Барон фон Хейдель-Хайделау приказал милиционерам изолировать дома с больными, опечатать их, снабдить надписью «Заразно», насыпать горы извести на зараженных улицах, обрызгать карболкой бедные районы. Кроме того, по ночам людей целыми кварталами выгоняли из домов и отправляли в карантинные бараки, где им сутками не давали есть, обливали их потоками горячей и холодной воды, обривали им головы, борясь с распространением инфекций. Германские ландштурмеры очень энергично лили воду и дезинфицирующие жидкости на бледных больных людей, голых, отощавших, костлявых. Они насмехались над бородатыми евреями, закрывавшими руками свои бороды, чтобы уберечь их от бритвы. Они отпускали грубые шутки в адрес девушек, пытавшихся ладонями прикрыть свою наготу. Они издевались над бедными пожилыми женщинами с отвислыми грудями, распухшими животами и тонкими ногами.
– Долой грязь! – орали они и обрушивали на страдальцев лавины воды.

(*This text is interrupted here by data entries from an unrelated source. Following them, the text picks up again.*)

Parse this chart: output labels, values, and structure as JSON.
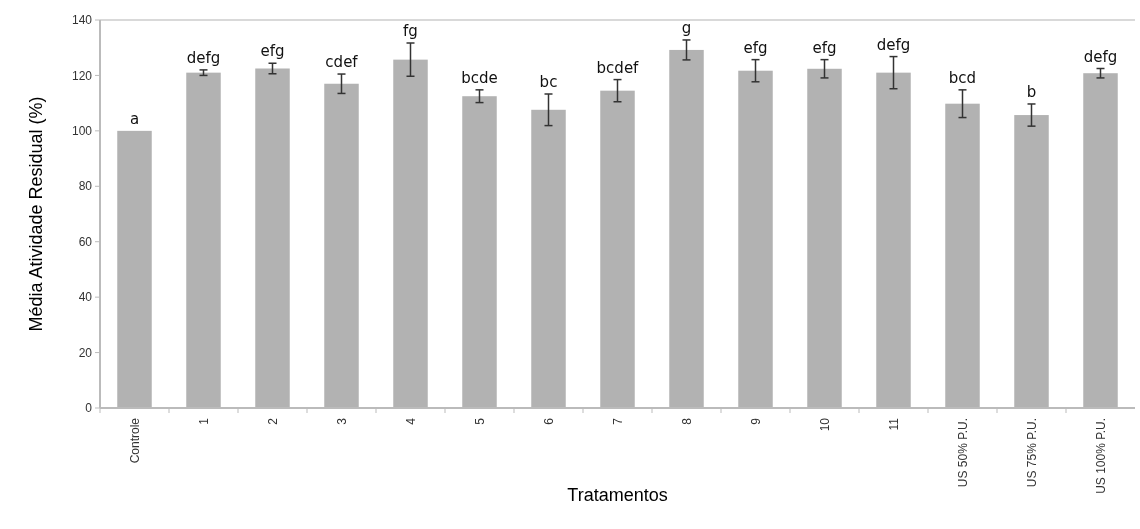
{
  "chart_data": {
    "type": "bar",
    "xlabel": "Tratamentos",
    "ylabel": "Média Atividade Residual (%)",
    "categories": [
      "Controle",
      "1",
      "2",
      "3",
      "4",
      "5",
      "6",
      "7",
      "8",
      "9",
      "10",
      "11",
      "US 50% P.U.",
      "US 75% P.U.",
      "US 100% P.U."
    ],
    "values": [
      100,
      121,
      122.5,
      117,
      125.7,
      112.5,
      107.6,
      114.5,
      129.2,
      121.7,
      122.4,
      121,
      109.8,
      105.7,
      120.8
    ],
    "errors": [
      null,
      1,
      1.9,
      3.5,
      6,
      2.3,
      5.7,
      4,
      3.6,
      4,
      3.3,
      5.8,
      5,
      4,
      1.7
    ],
    "color": "#b2b2b2",
    "ylim": [
      0,
      140
    ],
    "yticks": [
      0,
      20,
      40,
      60,
      80,
      100,
      120,
      140
    ],
    "annotations": [
      {
        "text": "a",
        "x": "Controle",
        "y": 100
      },
      {
        "text": "defg",
        "x": "1",
        "y": 122
      },
      {
        "text": "efg",
        "x": "2",
        "y": 124.4
      },
      {
        "text": "cdef",
        "x": "3",
        "y": 120.5
      },
      {
        "text": "fg",
        "x": "4",
        "y": 131.7
      },
      {
        "text": "bcde",
        "x": "5",
        "y": 114.8
      },
      {
        "text": "bc",
        "x": "6",
        "y": 113.3
      },
      {
        "text": "bcdef",
        "x": "7",
        "y": 118.5
      },
      {
        "text": "g",
        "x": "8",
        "y": 132.8
      },
      {
        "text": "efg",
        "x": "9",
        "y": 125.7
      },
      {
        "text": "efg",
        "x": "10",
        "y": 125.7
      },
      {
        "text": "defg",
        "x": "11",
        "y": 126.8
      },
      {
        "text": "bcd",
        "x": "US 50% P.U.",
        "y": 114.8
      },
      {
        "text": "b",
        "x": "US 75% P.U.",
        "y": 109.7
      },
      {
        "text": "defg",
        "x": "US 100% P.U.",
        "y": 122.5
      }
    ]
  }
}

Они чистили, крепко чистили, как велел комендант города в своих приказах, отдававшихся им из дворца. Но чем больше они боролись с грязью, тем стремительнее множились эпидемии. Вода, которую давали людям вместо хлеба, не смывала заразы. Погребальное братство непрерывно возило трупы на кладбища. Их больше не возили в телегах, потому что лошадей и телег не хватало. Умерших доставляли на кладбища на ручных тележках для перевозки угля, без саванов, просто в соломе.
А во дворце Макса Ашкенази комендант города, барон фон Хейдель-Хайделау сидел и что ни день сочинял все новые приказы и распоряжения. Кроме того, он ежедневно посылал военные капеллы, чтобы они исполняли перед побежденными людьми немецкие марши и патриотические песни. Парадным твердым шагом, в высоких островерхих касках, в сверкающих, начищенных сапогах ландштурмеры маршировали по улицам Лодзи, распевая песни о Рейне, о Германии, которая в мире превыше всего.